Suppose the polynomial $p(x) = a_n x^n + ... + a_1 x + a_0 $ has only positive real roots given by $(\alpha_1, \alpha_2, ..., \alpha_{n})$. It is already known that if someone has the power sum of roots of the polynomial then it is possible to find the individual roots by using the Newton's identities method.
Now, let's define a new $\tilde{p}(x)$ that is version of $p(x)$ with the $a_n$ terms somehow slightly corrupted.
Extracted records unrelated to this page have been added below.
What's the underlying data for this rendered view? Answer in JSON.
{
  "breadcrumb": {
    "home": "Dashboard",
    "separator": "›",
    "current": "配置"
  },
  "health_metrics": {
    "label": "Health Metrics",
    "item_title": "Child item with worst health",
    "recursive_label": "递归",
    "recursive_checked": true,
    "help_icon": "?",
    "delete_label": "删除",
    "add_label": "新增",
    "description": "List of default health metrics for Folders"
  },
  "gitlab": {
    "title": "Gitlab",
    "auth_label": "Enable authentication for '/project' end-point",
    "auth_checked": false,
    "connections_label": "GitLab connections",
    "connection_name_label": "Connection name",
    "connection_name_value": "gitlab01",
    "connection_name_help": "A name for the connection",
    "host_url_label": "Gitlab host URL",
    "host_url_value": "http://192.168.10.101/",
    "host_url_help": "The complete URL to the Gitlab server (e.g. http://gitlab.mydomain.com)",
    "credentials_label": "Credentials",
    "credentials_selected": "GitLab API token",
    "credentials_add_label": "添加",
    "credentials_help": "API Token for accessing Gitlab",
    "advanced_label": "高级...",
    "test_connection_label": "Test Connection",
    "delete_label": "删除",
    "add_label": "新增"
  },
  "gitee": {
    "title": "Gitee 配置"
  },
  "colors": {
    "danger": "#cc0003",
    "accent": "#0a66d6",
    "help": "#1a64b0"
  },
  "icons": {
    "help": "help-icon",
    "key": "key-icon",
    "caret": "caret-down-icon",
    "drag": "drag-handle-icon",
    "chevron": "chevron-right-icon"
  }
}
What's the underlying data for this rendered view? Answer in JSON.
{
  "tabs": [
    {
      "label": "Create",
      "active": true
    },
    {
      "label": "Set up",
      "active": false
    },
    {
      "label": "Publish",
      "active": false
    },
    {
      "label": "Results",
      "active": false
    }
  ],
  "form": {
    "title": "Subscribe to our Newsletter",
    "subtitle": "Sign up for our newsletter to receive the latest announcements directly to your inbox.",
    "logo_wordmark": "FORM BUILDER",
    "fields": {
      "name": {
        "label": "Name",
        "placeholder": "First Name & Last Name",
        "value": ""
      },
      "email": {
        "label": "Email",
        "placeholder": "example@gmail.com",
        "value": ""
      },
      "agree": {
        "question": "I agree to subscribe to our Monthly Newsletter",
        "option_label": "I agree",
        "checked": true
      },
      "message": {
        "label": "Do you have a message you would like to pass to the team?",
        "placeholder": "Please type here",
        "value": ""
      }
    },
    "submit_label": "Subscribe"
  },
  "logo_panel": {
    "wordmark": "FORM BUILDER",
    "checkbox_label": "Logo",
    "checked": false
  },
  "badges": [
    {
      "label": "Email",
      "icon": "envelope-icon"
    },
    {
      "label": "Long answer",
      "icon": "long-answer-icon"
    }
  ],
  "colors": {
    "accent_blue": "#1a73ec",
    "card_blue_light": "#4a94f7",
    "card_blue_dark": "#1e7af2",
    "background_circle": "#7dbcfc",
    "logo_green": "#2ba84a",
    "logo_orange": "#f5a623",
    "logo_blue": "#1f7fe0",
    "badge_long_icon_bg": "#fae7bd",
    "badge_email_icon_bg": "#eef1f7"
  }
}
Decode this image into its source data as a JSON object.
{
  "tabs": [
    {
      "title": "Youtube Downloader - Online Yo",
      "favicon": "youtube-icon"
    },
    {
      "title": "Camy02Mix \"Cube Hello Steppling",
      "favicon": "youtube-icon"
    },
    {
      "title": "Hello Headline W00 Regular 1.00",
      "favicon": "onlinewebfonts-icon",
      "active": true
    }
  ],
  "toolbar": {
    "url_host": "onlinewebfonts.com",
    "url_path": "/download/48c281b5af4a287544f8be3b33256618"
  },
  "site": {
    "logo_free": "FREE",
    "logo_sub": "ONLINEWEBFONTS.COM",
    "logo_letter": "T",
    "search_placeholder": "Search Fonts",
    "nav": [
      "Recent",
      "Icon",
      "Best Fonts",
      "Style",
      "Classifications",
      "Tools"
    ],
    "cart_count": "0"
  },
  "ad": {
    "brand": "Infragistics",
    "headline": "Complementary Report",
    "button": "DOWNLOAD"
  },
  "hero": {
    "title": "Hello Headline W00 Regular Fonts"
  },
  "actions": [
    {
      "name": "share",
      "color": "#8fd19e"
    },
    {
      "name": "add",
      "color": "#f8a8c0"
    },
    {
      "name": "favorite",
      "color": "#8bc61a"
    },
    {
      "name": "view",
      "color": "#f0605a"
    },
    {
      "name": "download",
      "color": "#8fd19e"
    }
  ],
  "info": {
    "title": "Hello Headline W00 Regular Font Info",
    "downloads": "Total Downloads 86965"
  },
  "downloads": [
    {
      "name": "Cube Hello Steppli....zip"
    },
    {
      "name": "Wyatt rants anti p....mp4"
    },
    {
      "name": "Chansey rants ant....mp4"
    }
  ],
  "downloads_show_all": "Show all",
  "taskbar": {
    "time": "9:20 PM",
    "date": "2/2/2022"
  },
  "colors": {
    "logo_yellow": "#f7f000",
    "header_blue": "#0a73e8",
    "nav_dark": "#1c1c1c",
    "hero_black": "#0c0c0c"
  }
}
Is it possible to find real and positive roots close to the ones of the $p(x)$ having only the power sum of roots of the polynomial $\tilde{p}(x)$?
i) the roots of the polynomial $p$ are continuous functions of the $(a_k)$.
ii) Assume that $p$ has several $>0$ roots of the order $10^{-10}$ and several $>0$ roots of the order $10^{10}$ and that you consider a polynomial $q=\sum_i b_ix^i$ close to $p$. We assume also that the roots of $p$ are simple (otherwise they may become non-real for $q$).
There are $2$ problems. Firstly, the roots of $q$ are close to the roots of $p$; then the $|b_k-a_k|$ must be small enough for the roots of $p$ to remain positive.
Secondly, if you explicitly know $q$, then, with some standard software, you can obtain good approximations of the roots of $q$.
Unfortunately, you know only the $S_k((r_i)_i)$ here the $(r_i)_i$ are the roots of $q$; then the system to be solved is very unstable. For example, with Maple, fsolve is unable to recover the $(r_i)_i$.